Seafood, Precious Metals Improvement Contribute to $106 Million Increase
December 24, 2003
The third quarter saw the value of the state's exports of seafood products rise by $54.5 million, and precious metals rise by $50 million, according to figures released by the Department of Community and Economic Development's Division of Trade and Development. That increase comes on the heels of a 13 percent surge in export numbers in the first half of 2003, compared to 1 percent decline in the first half of 2002.
"I'm very pleased to see these kinds of positive trade numbers, because expanding international trade brings new revenues to our state, creates jobs in our economy and provides hope for thousands of Alaskans across the state," said Governor Frank H. Murkowski. "It is continuing evidence that natural resources are the foundation of our prosperity."
The U.S. Department of Commerce estimates that every $1 billion dollars of exports creates 25,000 jobs in the local economy. Using these figures, international export growth in the first nine months of 2003 helped to contribute 2,650 new jobs for Alaskans.

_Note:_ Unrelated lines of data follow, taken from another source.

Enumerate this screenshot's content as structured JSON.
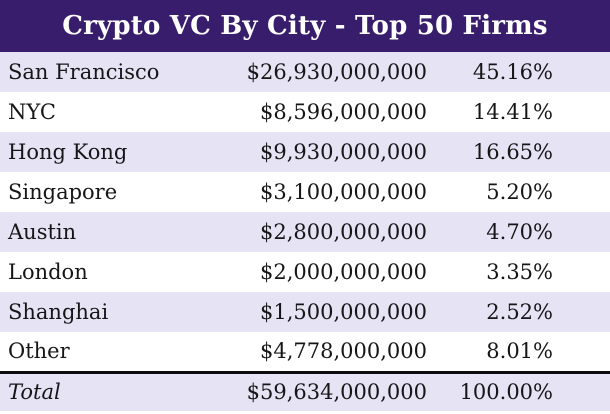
{
  "title": "Crypto VC By City - Top 50 Firms",
  "colors": {
    "header_bg": "#391d6d",
    "header_text": "#ffffff",
    "row_alt_bg": "#e6e3f5",
    "row_bg": "#ffffff",
    "text": "#161616",
    "total_divider": "#0c0c0c"
  },
  "table": {
    "rows": [
      {
        "city": "San Francisco",
        "amount": "$26,930,000,000",
        "percent": "45.16%"
      },
      {
        "city": "NYC",
        "amount": "$8,596,000,000",
        "percent": "14.41%"
      },
      {
        "city": "Hong Kong",
        "amount": "$9,930,000,000",
        "percent": "16.65%"
      },
      {
        "city": "Singapore",
        "amount": "$3,100,000,000",
        "percent": "5.20%"
      },
      {
        "city": "Austin",
        "amount": "$2,800,000,000",
        "percent": "4.70%"
      },
      {
        "city": "London",
        "amount": "$2,000,000,000",
        "percent": "3.35%"
      },
      {
        "city": "Shanghai",
        "amount": "$1,500,000,000",
        "percent": "2.52%"
      },
      {
        "city": "Other",
        "amount": "$4,778,000,000",
        "percent": "8.01%"
      }
    ],
    "total": {
      "label": "Total",
      "amount": "$59,634,000,000",
      "percent": "100.00%"
    }
  },
  "chart_data": {
    "type": "table",
    "title": "Crypto VC By City - Top 50 Firms",
    "categories": [
      "San Francisco",
      "NYC",
      "Hong Kong",
      "Singapore",
      "Austin",
      "London",
      "Shanghai",
      "Other"
    ],
    "values_usd": [
      26930000000,
      8596000000,
      9930000000,
      3100000000,
      2800000000,
      2000000000,
      1500000000,
      4778000000
    ],
    "percentages": [
      45.16,
      14.41,
      16.65,
      5.2,
      4.7,
      3.35,
      2.52,
      8.01
    ],
    "total_usd": 59634000000,
    "total_percentage": 100.0
  }
}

"New jobs are created from international trade every step of the way, from preliminary scientific studies, to resource extraction, construction, distribution, marketing, sales, finance, and shipping the products to their final destination," said Margy Johnson, director of the department's Division of Trade & Development.
Seafood is Alaska's largest export, accounting for just over $1.2 billion in sales already this year. Fish roe is the largest export commodity with sales of $281 million in nine months, an increase of 10 percent over the same period last year. Frozen, non-fillets, of all species totaled $661 million, up 12 percent over 2002. Frozen cod sales were up 14 percent to $82 million, and sockeye salmon rose 4 percent to $76 million. Fillets of all species accounted for $400 million in exports.
The remaining top commodities exported include minerals, energy, fertilizers, wood products, and precious metals.
The minerals category is driven by zinc exports, which totaled over $234 million in the first nine months of the year. Lead added another $62 million in exports.
Liquefied natural gas (LNG) accounts for $111 million of the total $211 million in energy exports. It is important to remember that 100 percent of the state's crude petroleum production is sold domestically to the United States, and therefore, is not included in these figures.
Rising demand for precious metals in global markets have helped boost exports. Higher prices for gold have added $53 million to Alaska's trade in nine months.
Fertilizer exports of urea and ammonia totaled $145 million, up 18 percent, and wood products are also experiencing a growth of 19 percent for a total of $97 million thus far in 2003.
The top destination for Alaska's commodities continues to be Japan, whose total imports of Alaskan products was $824 million through September of 2003. This is nearly a 9 percent decline over last year. Seafood represents 66 percent of the product mix sold to Japan, with energy comprising 21 percent, forest products 7 percent, and minerals 5 percent.
Korea remains in the second position and has shown the largest gains in dollar terms, rising 33 percent, with a $115 million increase over last year. Korea's total purchases of $468 million through September 2003 surpasses the entire year-end totals of 2002 by $51 million in just nine months. Seafood, fertilizers, minerals and forest products are Korea's primary imports.
Canada is Alaska's third-largest trading partner and has increased their purchases by 23 percent in 2003 for a total of $147 million in nine months. Seafood, zinc, lead, and forest products are the major commodities sold to Canada.
Trade with China, Alaska's fourth-largest export market thus far in 2003, has grown by 10 percent to a total of $140 million, mainly from improvements in seafood sales. Europe has an increasing interest in Alaska's exports, with 12 countries represented on the state's top-20 list of product destinations.
"Alaska is at the beginning
of a new era for resource development and international exports,"
said Mark Edwards, state economist for the Department of Community
and Economic Development. "The Murkowski Administration's
goal of building the infrastructure required to improve access
to our vast natural resources will help prepare us for future
opportunities in world markets. Alaska's export sector and economy
will benefit from these changes and continue to grow."